INTELBRIEF

July 27, 2015

TSG IntelBrief: Measuring the Threat: The Islamic State vs. Al-Qaeda

• The head of the FBI recently declared the Islamic State a greater domestic threat than al-Qaeda, given how widely the former has disseminated its call for violence

• The two groups share the ideology of bin Ladinism but differ greatly in attack planning against the West; al-Qaeda plots while the Islamic State agitates and motivates

• Comparatively, the Islamic State has lower standards for both external attacks and attackers

• While the power of al-Qaeda has shifted more to its affiliates, the group remains focused on pulling off a true ‘spectacular’ attack against Western targets, meaning the odds of an attack are lesser but the damage would be far greater.

 

Referring more to the Islamic State’s ubiquitous messaging than to its meticulous planning, FBI Director James Comey recently declared the group a greater threat to the United States than the perennial threat posed by al-Qaeda. This is a dramatic reordering of the threat matrix that has, since 2001, listed al-Qaeda as the most serious terrorist threat to the homeland. In part, this is a positive development—an acknowledgement that al-Qaeda Central has been diminished and disrupted in Pakistan and Afghanistan—and now even in Syria—with the targeting of the al-Qaeda external operation plotters labeled the ‘Khorasan Group’. It is also, however, an acknowledgement that, in terms of external attacks, the Islamic State is succeeding where al-Qaeda has failed, by favoring quantity of attacks over quality.

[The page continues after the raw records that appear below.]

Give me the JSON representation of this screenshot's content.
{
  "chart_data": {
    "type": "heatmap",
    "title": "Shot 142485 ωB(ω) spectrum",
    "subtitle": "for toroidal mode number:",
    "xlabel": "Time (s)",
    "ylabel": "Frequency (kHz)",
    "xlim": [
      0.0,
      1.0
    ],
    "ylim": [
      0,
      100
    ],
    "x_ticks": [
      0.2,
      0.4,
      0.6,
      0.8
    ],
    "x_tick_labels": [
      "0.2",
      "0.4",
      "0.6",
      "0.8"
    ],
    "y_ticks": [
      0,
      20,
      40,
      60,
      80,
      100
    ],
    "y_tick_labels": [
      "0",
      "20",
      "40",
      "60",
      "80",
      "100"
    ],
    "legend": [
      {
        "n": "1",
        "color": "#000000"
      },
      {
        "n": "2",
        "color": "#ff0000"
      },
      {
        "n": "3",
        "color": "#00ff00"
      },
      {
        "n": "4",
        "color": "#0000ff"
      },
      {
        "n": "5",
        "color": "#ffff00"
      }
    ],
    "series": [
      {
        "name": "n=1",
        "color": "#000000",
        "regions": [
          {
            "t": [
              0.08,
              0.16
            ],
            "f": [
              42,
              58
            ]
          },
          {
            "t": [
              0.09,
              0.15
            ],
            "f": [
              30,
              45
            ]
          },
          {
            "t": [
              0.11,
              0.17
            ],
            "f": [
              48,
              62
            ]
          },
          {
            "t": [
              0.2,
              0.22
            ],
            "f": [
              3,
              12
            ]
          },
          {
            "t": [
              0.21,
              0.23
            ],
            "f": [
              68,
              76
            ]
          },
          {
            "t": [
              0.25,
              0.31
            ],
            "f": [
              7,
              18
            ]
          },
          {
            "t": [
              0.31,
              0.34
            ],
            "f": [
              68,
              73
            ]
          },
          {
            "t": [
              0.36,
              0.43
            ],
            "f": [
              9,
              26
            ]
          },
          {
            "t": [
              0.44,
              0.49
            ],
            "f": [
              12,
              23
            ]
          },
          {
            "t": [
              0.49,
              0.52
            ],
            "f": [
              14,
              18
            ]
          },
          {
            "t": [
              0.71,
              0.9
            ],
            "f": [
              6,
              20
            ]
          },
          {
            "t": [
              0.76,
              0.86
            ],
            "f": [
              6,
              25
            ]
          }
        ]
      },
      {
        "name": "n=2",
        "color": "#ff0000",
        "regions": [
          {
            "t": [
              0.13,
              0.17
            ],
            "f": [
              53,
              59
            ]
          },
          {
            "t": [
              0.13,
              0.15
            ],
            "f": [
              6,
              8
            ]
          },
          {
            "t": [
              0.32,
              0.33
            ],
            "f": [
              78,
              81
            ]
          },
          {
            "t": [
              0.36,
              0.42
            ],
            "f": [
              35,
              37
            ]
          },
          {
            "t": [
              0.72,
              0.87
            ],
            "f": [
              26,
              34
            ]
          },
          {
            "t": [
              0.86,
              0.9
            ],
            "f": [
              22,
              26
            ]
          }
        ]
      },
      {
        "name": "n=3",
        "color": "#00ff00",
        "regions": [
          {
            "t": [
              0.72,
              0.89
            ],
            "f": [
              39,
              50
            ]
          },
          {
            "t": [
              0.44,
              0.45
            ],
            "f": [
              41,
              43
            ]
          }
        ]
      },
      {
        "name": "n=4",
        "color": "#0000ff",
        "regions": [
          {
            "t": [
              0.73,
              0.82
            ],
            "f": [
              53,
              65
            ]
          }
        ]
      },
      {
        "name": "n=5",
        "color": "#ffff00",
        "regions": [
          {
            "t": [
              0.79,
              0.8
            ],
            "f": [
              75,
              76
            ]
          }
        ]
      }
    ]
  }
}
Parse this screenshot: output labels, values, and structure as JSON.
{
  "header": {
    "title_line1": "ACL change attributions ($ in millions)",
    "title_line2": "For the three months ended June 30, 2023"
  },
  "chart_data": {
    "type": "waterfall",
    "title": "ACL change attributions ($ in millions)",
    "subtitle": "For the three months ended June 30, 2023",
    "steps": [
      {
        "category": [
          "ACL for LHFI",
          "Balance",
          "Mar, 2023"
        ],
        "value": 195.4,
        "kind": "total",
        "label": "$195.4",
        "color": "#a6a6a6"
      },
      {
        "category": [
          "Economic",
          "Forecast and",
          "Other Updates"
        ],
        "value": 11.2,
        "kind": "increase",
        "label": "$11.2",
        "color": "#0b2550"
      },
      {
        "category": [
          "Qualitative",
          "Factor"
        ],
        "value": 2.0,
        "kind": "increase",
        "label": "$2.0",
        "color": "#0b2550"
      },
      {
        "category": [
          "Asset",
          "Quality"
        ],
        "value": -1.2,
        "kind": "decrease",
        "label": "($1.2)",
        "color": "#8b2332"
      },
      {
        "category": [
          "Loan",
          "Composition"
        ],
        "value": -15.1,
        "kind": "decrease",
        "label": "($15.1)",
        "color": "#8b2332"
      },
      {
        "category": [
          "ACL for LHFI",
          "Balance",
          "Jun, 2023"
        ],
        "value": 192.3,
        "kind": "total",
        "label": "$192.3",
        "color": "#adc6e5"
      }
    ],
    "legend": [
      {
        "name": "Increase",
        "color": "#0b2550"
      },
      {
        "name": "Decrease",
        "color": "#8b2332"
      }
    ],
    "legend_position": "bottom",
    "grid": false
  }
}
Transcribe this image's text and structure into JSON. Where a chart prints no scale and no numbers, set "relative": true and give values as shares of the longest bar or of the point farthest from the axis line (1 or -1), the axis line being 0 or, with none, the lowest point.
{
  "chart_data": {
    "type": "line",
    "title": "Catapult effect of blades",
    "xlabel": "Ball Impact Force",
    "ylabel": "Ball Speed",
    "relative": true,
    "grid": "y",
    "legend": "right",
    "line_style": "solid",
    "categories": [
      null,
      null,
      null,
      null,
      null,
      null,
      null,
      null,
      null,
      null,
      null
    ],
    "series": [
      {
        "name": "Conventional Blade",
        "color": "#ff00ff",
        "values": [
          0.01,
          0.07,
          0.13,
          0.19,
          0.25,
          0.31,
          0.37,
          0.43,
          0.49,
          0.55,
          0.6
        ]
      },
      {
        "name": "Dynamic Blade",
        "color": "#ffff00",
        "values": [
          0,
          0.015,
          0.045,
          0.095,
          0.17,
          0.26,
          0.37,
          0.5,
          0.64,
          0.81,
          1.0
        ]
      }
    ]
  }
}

In terms of extremist messaging, the Islamic State has dominated the Internet. It accomplished this by crowdsourcing its message and convincing people and governments that it can operate far beyond its actual territorial borders. Through countless taunts and tweets, the Islamic State has merged ‘intent’ with ‘capability’; random tweets about Islamic State fighters taking over the streets of Paris are taken as a relatively serious threat. That Islamic State fighters will never take over the streets of a major international metropolis matters less than that its supporters threatened it. The troubling part is not that it will actually come to pass, but that random supporters across the world will take it upon themselves to try.

With its constant calls to attack anyone anywhere in any fashion, the Islamic State does indeed represent a higher probability and higher frequency threat to the United States and other Western countries. This is in stark contrast to al-Qaeda, which, when it comes to external attacks on the West, remains committed to pulling off another ‘spectacular’ attack like 9/11. The FBI director is correct when he says the Islamic State is the greater threat because of its widespread appeal. Officials are also correct to note that al-Qaeda remains the greater threat in terms of terrorist attacks that critically damage a society more so than frighten it.

This concern can be seen in the effort spent by the U.S. to strike al-Qaeda members in Syria thought to be plotting significant external attacks against Western targets. In the midst of the high-profile war against the Islamic State, the U.S. has dedicated significant resources to targeting and disrupting the skilled al-Qaeda operatives who traveled from Pakistan and Afghanistan to embed with Jabhat al-Nusra, al-Qaeda’s affiliate in Syria. The concern has been that while Islamic State supporters can shoot up a shopping center or a beach, al-Qaeda's operatives can bring down a plane or a building. The Islamic State rightfully understands that it can negate traditional security measures, and withstand any failures, as long as attacks or the threat of attacks remains constant. Al-Qaeda, on the other hand, cares less about perceived disruption than it does tangible destruction when it comes to external attacks. It prefers one attack or a plot that fundamentally alters global aviation security measures (such as the limiting of liquids in carry-on luggage) to ten smaller attacks that dominate a news cycle. As Jabhat al-Nusra leader Abu Mohammad al-Julani noted, al-Qaeda is holding off on attacking the West, but still desires to and plans to that effect.

The worrisome issue, for both governments and security agencies, is that both groups are successful in their approaches, and committed to their various strategies. The Islamic State is indeed the more likely threat, given that it exhorts anyone to commit acts of violence in its name—be it successfully or unsuccessfully. Al-Qaeda Central, the core group of skilled and inventive plotters, is the more lethal threat even if it is the less likely one, given how current security strategies have been developed to counter its style of attack. With the rise of its affiliates from Yemen to Syria, al-Qaeda is biding its time, and trying to consolidate rather than instigate. Yet the threat from both groups, different as they are in their current approaches —patience versus exuberance—is constant. Both groups seek death and destruction, just on a different scale and in a different style.